Al finalizar la llamada intentó acceder a su cuenta bancaria pero el sistema no le reconocía su contraseña. Tras lograr contactar con el banco para entrar en la aplicación se dio cuenta que se habían realizado diversas transferencias no autorizadas. Ante esta situación decidió acudir a comisaría para presentar una denuncia.
Digi explicó que el 13 de enero de 2022 recibió una llamada de una tercera persona que se identificaba como el titular de la línea solicitando la emisión de una tarjeta SIM.
Digi explicó que el suplantador conocía todos los datos del consumidor
Relataron que en la grabación de la llamada se escuchaba cómo el suplantador era conocedor de numerosos datos del cliente ya que le comunicó al teleoperador el nombre, apellidos, número de identidad y los cuatro últimos dígitos de su cuenta bancaria.
Por lo que tras comprobar estos datos le dieron un código para que pudiese recoger la tarjeta en un establecimiento determinado, pero allí no le pidieron ningún tipo de documentación, sólo los dígitos.

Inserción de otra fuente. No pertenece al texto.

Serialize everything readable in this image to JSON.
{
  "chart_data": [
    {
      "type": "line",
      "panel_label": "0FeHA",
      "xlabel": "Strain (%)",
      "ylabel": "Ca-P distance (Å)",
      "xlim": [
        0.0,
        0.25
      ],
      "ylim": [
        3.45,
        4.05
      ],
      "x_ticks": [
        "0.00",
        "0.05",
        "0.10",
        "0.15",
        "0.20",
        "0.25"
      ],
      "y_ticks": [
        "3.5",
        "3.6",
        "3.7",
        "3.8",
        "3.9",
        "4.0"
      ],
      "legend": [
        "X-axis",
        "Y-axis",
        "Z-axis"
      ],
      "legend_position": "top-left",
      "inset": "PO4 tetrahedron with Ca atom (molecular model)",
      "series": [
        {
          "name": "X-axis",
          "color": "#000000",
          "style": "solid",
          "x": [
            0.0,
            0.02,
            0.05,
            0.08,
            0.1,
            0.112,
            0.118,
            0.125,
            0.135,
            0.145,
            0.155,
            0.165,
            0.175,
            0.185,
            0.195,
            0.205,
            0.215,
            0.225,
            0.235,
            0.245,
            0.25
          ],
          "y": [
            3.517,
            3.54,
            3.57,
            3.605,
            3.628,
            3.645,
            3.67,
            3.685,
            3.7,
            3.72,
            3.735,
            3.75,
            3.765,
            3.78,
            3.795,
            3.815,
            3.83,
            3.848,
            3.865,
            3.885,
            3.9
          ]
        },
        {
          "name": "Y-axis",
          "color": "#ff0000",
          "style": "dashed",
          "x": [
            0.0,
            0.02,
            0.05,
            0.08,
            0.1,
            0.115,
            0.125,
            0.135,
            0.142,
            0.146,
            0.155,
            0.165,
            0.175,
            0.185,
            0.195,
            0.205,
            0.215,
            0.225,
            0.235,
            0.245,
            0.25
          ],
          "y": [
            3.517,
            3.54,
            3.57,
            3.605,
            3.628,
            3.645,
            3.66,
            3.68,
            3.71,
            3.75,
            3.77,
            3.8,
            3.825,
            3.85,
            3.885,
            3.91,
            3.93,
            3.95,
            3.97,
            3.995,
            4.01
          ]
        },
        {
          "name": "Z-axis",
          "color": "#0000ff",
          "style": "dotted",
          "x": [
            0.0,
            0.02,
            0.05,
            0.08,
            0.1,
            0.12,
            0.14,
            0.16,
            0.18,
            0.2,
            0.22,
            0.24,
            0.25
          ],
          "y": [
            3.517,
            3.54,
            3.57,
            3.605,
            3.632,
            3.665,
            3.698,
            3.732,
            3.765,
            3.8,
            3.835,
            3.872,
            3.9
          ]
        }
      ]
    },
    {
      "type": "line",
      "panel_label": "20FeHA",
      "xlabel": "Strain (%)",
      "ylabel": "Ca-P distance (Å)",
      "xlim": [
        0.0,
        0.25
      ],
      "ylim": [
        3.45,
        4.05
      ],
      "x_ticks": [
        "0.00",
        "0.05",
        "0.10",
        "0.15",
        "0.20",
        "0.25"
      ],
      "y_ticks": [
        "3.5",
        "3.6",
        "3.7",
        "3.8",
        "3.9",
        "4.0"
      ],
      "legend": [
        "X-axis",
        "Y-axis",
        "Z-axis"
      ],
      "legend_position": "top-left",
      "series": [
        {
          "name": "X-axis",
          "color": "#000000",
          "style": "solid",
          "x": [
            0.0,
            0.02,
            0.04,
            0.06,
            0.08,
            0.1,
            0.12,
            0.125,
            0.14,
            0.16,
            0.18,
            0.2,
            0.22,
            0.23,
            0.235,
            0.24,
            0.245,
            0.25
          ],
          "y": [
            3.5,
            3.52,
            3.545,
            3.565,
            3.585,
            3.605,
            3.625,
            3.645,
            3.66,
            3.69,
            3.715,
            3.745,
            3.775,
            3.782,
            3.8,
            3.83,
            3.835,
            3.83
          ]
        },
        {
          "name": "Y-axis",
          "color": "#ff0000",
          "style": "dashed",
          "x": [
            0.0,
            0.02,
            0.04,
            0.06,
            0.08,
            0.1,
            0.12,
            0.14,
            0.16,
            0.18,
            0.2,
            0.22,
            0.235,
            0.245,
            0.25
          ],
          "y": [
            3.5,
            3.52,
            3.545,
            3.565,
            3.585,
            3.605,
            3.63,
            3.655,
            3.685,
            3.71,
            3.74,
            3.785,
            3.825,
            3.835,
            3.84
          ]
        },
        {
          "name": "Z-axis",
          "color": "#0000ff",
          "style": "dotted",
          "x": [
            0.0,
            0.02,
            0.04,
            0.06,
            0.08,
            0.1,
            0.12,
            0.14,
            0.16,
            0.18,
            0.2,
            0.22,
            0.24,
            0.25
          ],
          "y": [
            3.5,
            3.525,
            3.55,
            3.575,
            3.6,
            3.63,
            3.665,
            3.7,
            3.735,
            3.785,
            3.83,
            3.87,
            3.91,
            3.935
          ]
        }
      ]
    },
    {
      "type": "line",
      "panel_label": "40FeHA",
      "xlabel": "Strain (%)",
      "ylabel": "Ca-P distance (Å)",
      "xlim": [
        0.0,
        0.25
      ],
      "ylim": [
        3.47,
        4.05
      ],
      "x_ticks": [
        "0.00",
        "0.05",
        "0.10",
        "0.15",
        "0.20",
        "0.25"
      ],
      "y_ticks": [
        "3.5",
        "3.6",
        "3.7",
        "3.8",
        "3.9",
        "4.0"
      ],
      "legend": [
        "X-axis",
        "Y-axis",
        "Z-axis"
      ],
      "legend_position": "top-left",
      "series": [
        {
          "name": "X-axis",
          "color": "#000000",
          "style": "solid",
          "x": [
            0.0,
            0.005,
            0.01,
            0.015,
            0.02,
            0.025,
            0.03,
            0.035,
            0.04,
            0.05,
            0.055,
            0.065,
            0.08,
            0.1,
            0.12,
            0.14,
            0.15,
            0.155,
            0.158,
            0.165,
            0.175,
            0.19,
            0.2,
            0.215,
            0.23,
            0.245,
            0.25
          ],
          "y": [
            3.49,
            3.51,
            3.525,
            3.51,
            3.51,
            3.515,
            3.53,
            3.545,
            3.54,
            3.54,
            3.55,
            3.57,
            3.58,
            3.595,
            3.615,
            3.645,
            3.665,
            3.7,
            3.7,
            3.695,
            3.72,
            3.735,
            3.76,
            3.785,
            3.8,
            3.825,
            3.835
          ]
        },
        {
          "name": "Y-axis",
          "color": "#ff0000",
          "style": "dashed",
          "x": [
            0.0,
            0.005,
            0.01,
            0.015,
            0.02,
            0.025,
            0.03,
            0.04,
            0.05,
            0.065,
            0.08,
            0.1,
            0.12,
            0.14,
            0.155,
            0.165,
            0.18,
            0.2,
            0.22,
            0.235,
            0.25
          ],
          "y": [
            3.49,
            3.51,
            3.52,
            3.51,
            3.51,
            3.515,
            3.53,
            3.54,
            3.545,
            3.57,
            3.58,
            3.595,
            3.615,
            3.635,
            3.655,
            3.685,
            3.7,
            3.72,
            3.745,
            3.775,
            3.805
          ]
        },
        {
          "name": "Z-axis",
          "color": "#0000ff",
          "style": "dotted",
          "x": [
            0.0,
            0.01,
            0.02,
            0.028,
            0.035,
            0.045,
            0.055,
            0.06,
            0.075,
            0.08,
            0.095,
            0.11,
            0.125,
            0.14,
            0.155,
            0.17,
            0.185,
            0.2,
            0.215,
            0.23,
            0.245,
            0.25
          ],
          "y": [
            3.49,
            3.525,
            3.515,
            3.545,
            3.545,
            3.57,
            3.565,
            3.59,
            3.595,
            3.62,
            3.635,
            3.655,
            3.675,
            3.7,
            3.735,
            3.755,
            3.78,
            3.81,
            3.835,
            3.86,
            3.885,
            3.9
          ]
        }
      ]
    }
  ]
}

También destacaron que siguieron con los protocolos de seguridad establecidos y que la AEPD no estaba teniendo en cuenta la posibilidad de que el tercero tuviese de antemano los datos personales del afectado.
Incluso hicieron hincapié en que Digi no tenía sanciones previas, que en ningún momento se trataron categorías especiales de datos y que habían prestado su colaboración.
Sin embargo la AEPD apuntó que la empresa no dejó claro cuál pudo haber sido la causa concreta que desembocó la emisión del duplicado ya que se limitó a dar explicaciones genéricas.
La multa de 70.000 euros fue recurrida en reposición ante la AEPD, pero ha sido desestimado al considerar que la operadora debía de haber sido capaz de acreditar que para este caso concreto haya seguido los protocolos de verificación implementados a la hora de solicitar un duplicado de la tarjeta SIM.
La resolución de la AEPD concluye con que Digi, en su condición de operador, tenía que ser más exigente a la hora de proporcionar un duplicado de una tarjeta SIM. «Las verificaciones de identidad han de ser exhaustivas para evitar problemas de suplantación de identidad”. La sanción de 70.000 euros puede ser recurrida ante la Audiencia Nacional.